その後も、X氏からの人格攻撃などが続いたといい、「出版が遅れている原因が依田さんにあるとアピールするような内容」が、取引先のデザイナーや編集部の人間をCC(宛先)に入れたメールで送信されたという。
「無礼」「失礼」「非常識」メールで送信
依田さんは1月7日の電話以降、不眠や指先の震えなどの症状が出るようになり、ムック本の発売後に受けた別の仕事でも、同ムック本に関わる単語が出てくると、症状が再発。
労働組合に加入し、補償などを求め同社と交渉を重ねたものの、話がまとまらなかったことから、訴訟に至った。
平井弁護士によると、裁判では、和解の案も出たものの、結果として原告側が和解を断念したという。
「和解交渉の中で、われわれは、会社側がきちんと非を認めて謝罪することを求めていました。
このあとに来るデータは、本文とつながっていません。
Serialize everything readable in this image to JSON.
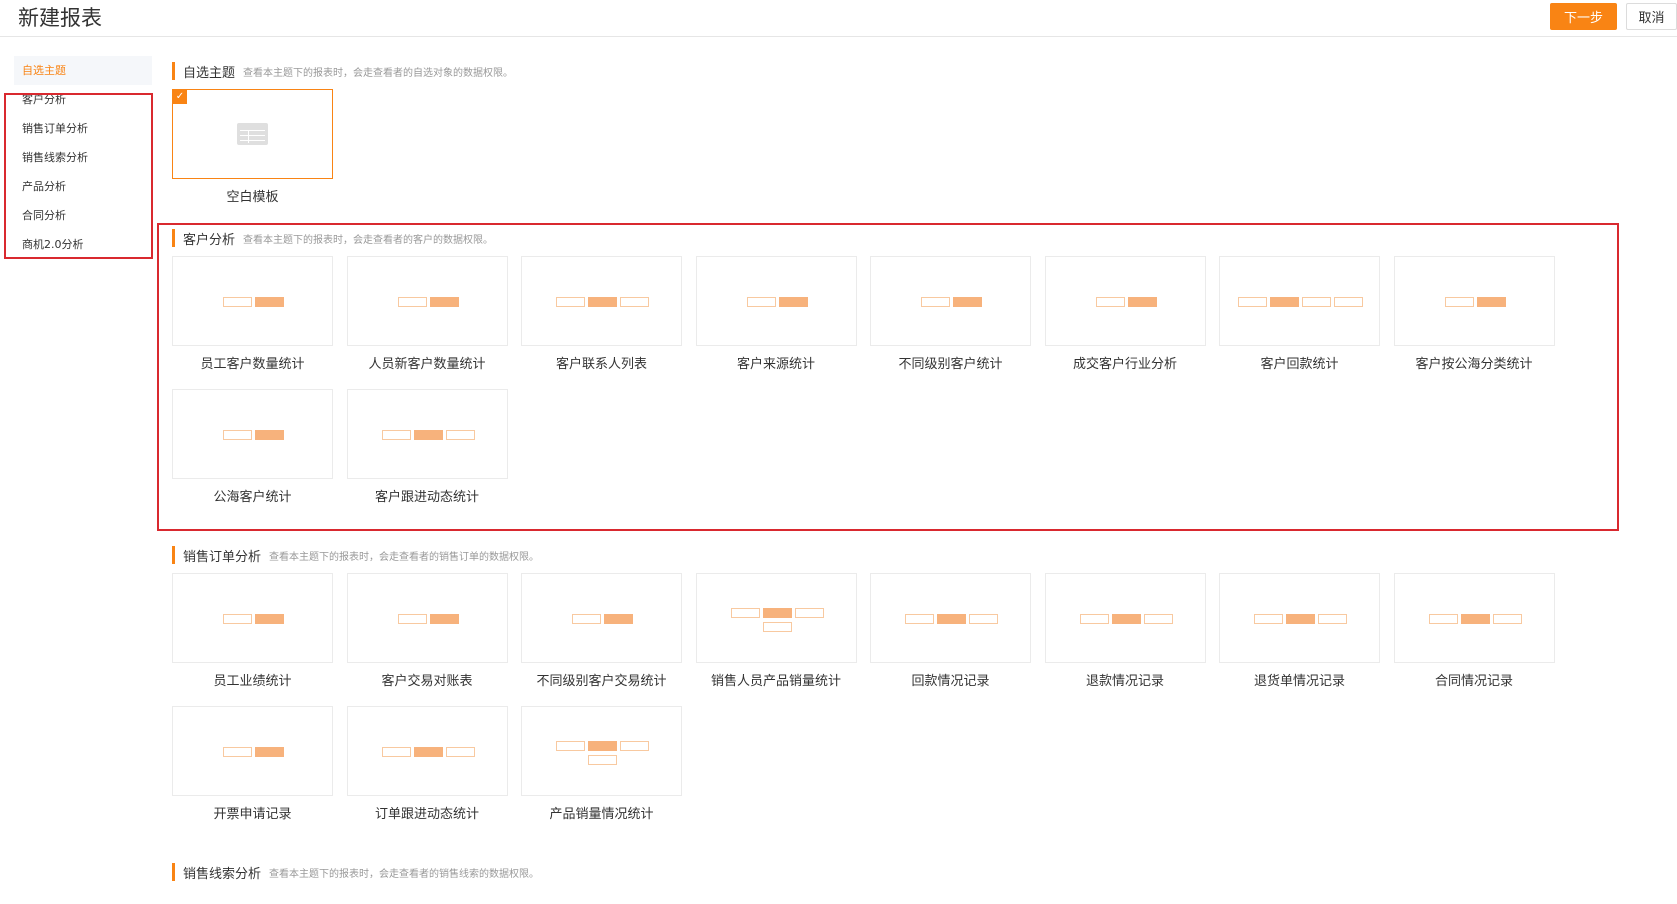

しかし、会社側からはそうした態度が見られず、金額のみの話になったため裁判所の判断をいただくことにしました」(平井弁護士)
結果、裁判所はX氏がライターやデザイナーらをCCに入れつつ、依田さんに送信したメールのうち、依田さんを「無礼」「失礼」「非常識」と表現したメールや「親の顔が見たい」と記載したメールについて、不法行為と認定した。
一方で、治療費や休業補償については認められなかった。
「私からすれば、形式論だとは思いますが、依田さんは身体的な不調が出ていたものの病院に行くのを我慢してしまったことから、裁判所はX氏による行為と依田さんの症状の因果関係を認めませんでした」(平井弁護士)
「厳しい、野蛮な言葉が飛び交う職場、慣れて何も思わなくなっていたが…」
会見に出席した依田さんは、今回訴訟を起こした経緯を次のように振り返る。
「今日、取材に来ているメディアの皆さんはご存じかと思いますが、急いで仕事を進めていく中で、厳しい、野蛮な言葉が飛び交う職場が、この業界には多いと思います。
私も若いころから、こうした業界に慣れてはいたので、仕事を通じて、厳しい言葉を投げかけられることについては、何も思わなくなっていました。
しかし、他の皆さんも見ているメールで断罪されたり、一方的に『あなたが悪い』と言いふらされたりしたのは初めてのことでした」
こうしたX氏からの行為について、依田さんは第三者に相談したり、無料の弁護士相談を利用。相談した弁護士全員が「このような事案はめったにない」と口を揃えたという。
「私にとって、これらのメールは2度と見たくないもので、消去してしまおうかと何度も思いました。
ですが、私と同じような目に遭い、泣き寝入りしている人も多いと思います。そういう人たちに対して同じようなパワハラが行われないよう、抑止力の一端を担えればと訴訟に至りました」(依田さん)
今後、今回の判決で認められなかった治療費や休業補償を求め控訴するかどうかは、現時点では未定としている。
なお、朝日新聞出版は弁護士JPニュース編集部の取材に対し「当社の主張が一部認められなかったものと認識しています。 今後、判決内容を慎重に精査し、引き続き真摯に対応してまいります」(担当者)と回答している。